Ah! The sound of the city echoes around the room courtesy of Erotic Secrets of Pompeii. “The End of Love” struts about like a song on a mission to smite mediocrity with a musical sword made the of best theatrical steel. Play loud!
“Empty Shoulders” is the kind of song where meandering sounds wander about in search of greater things as the - wondrously named - Faux Fur Bean Cube emotes in the foreground. A mite pretentious perhaps but there is a certain hypnotic quality to it.
Now this is more like it. Grungy guitars, lost in space drums and a wandering female voice decorate “Artemisia” duly turning the song into a headphone weapon. The fast fade allows Faux Machismo to escape back into the night.
Speak Easy Circus are clearly a band with rather greater lyrical purpose than most and “Lions Should Hunt” is also decorated with copious amounts of well-schooled, even adventurous, musicianship. This one might even make a beard scratcher dance.
Appealing lo-fi power pop from The Third Cut with “Sugar, Stop” having more than enough steam to make it all the way to the bridge and back again. I had to fight the urge to sing along to this song which some will take as a good sign.

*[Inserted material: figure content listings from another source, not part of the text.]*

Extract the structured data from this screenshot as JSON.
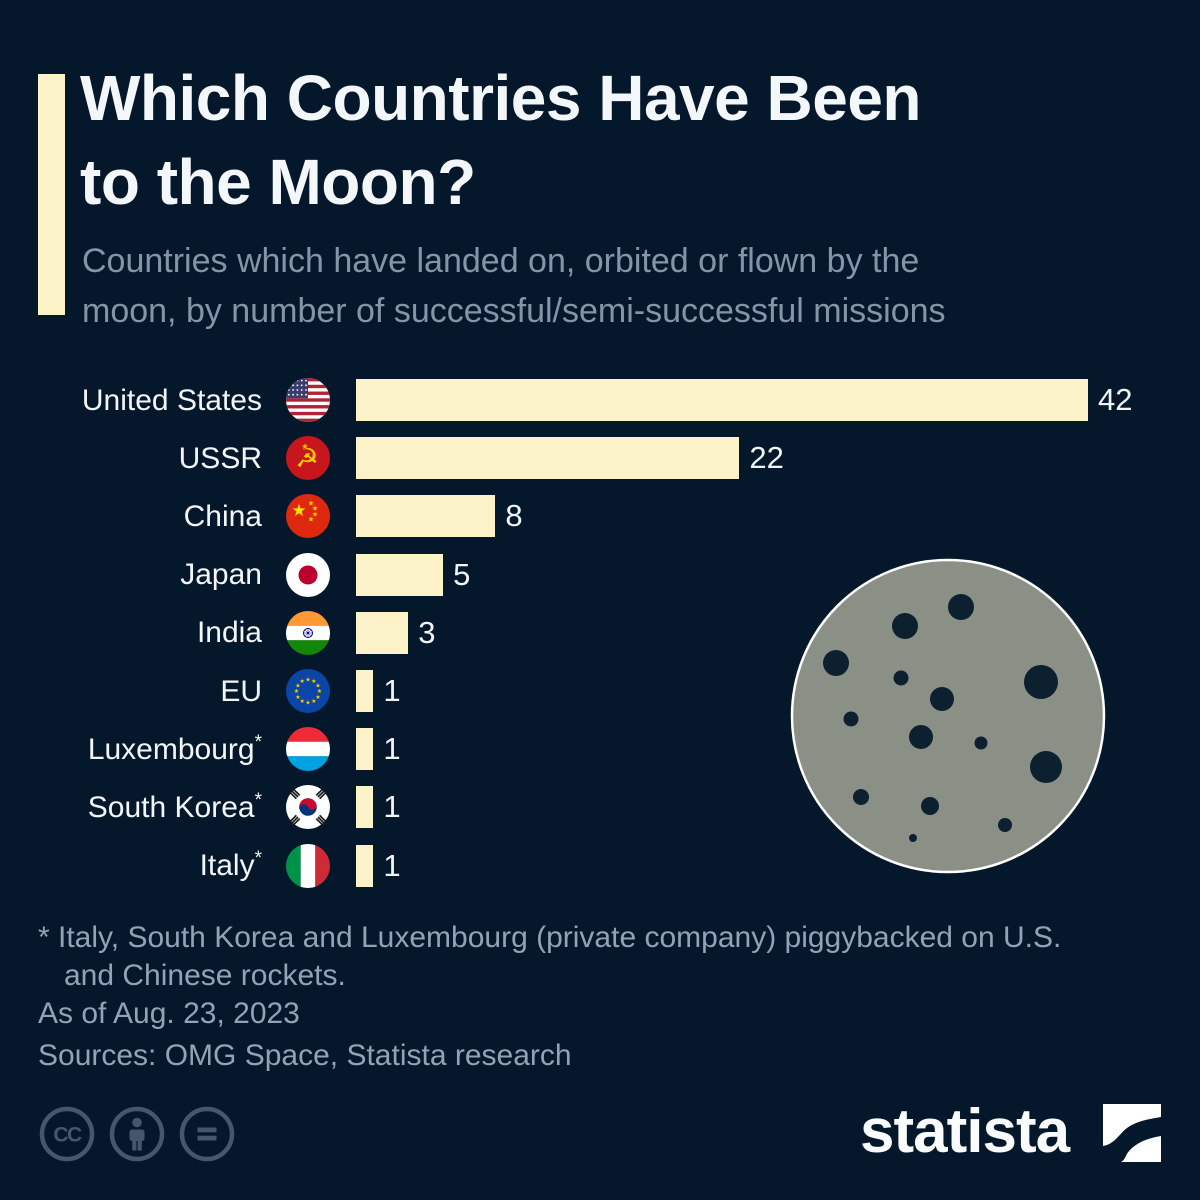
{
  "page": {
    "background_color": "#05182B",
    "accent_color": "#FBF2C7"
  },
  "header": {
    "title_lines": [
      "Which Countries Have Been",
      "to the Moon?"
    ],
    "subtitle_lines": [
      "Countries which have landed on, orbited or flown by the",
      "moon, by number of successful/semi-successful missions"
    ]
  },
  "chart_data": {
    "type": "bar",
    "orientation": "horizontal",
    "title": "Which Countries Have Been to the Moon?",
    "subtitle": "Countries which have landed on, orbited or flown by the moon, by number of successful/semi-successful missions",
    "categories": [
      "United States",
      "USSR",
      "China",
      "Japan",
      "India",
      "EU",
      "Luxembourg*",
      "South Korea*",
      "Italy*"
    ],
    "values": [
      42,
      22,
      8,
      5,
      3,
      1,
      1,
      1,
      1
    ],
    "xlim": [
      0,
      42
    ],
    "bar_color": "#FBF2C7",
    "grid": false,
    "value_labels": "end-of-bar",
    "rows": [
      {
        "label": "United States",
        "note": "",
        "flag": "united-states-flag"
      },
      {
        "label": "USSR",
        "note": "",
        "flag": "ussr-flag"
      },
      {
        "label": "China",
        "note": "",
        "flag": "china-flag"
      },
      {
        "label": "Japan",
        "note": "",
        "flag": "japan-flag"
      },
      {
        "label": "India",
        "note": "",
        "flag": "india-flag"
      },
      {
        "label": "EU",
        "note": "",
        "flag": "eu-flag"
      },
      {
        "label": "Luxembourg",
        "note": "*",
        "flag": "luxembourg-flag"
      },
      {
        "label": "South Korea",
        "note": "*",
        "flag": "south-korea-flag"
      },
      {
        "label": "Italy",
        "note": "*",
        "flag": "italy-flag"
      }
    ]
  },
  "decorations": {
    "moon_icon": "moon-with-craters",
    "moon_fill": "#8A9086",
    "crater_color": "#0D2030"
  },
  "footer": {
    "footnote_lines": [
      "* Italy, South Korea and Luxembourg (private company) piggybacked on U.S.",
      "and Chinese rockets."
    ],
    "as_of": "As of Aug. 23, 2023",
    "sources": "Sources: OMG Space, Statista research"
  },
  "branding": {
    "logo_text": "statista",
    "license_icons": [
      "cc",
      "by",
      "nd"
    ]
  }
}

Oh, so classy! Jealous Tina are about as smooth as you can get without actually coming out as jazz and “Sweet Eyes” reverberates to the sound of a spell cast solely to entrance the ears of the discerning. Finger snapping good.

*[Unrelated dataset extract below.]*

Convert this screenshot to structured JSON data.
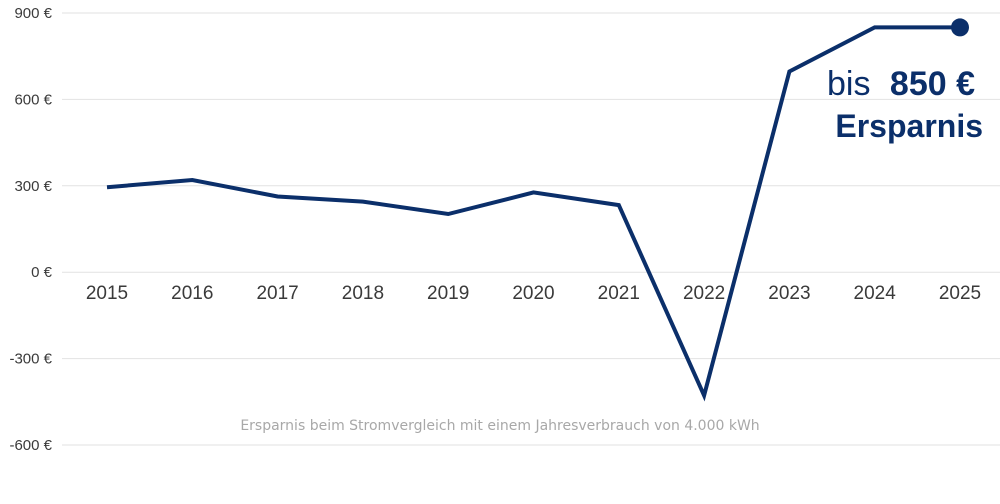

Ethnic influences abound in “Luz” and serve to effectively add a pleasing organic quality to the underlying looped electronica. Belau have duly made this song soothing, easy on the ear and, yet, still interesting.
“Player” rolls like it should be in a television montage yet, despite the cut to the click vibe, Zsüd still manages to infuse the song with echoes of all the spiritual emptiness that today has to offer. Indeed a song of our time.
Curiously spacious to the point of emptiness (ha!), “2Sides” seems more or less urban but the minimalist style demonstrates that the mechanism of repetition and precipitous processing can evoke something that is more atmospheric than you might expect.
That Nashville sound pervades “She’s Not me” with Kirsten Kae giving it all she can to turn this into the kind of radio friendly song to make pickup trucks bounce up and down at the traffic lights of life. Polished it is, as such songs always are.
Americana in style and reticent in approach, Forty Elephant Gang move their song “Songs of Praise” backwards in time to the days of the hangman’s noose. Redemption is the direction and the guitar is the signpost. You could worse that follow those chords.
I like the sound of a death metal band ticking all the expected style boxes in the morning. It smells like a videogame soundtrack to me. Riffing and rasping all the way, TreyHarsh put “Agoraphobic” on to the train and give it full steam ahead.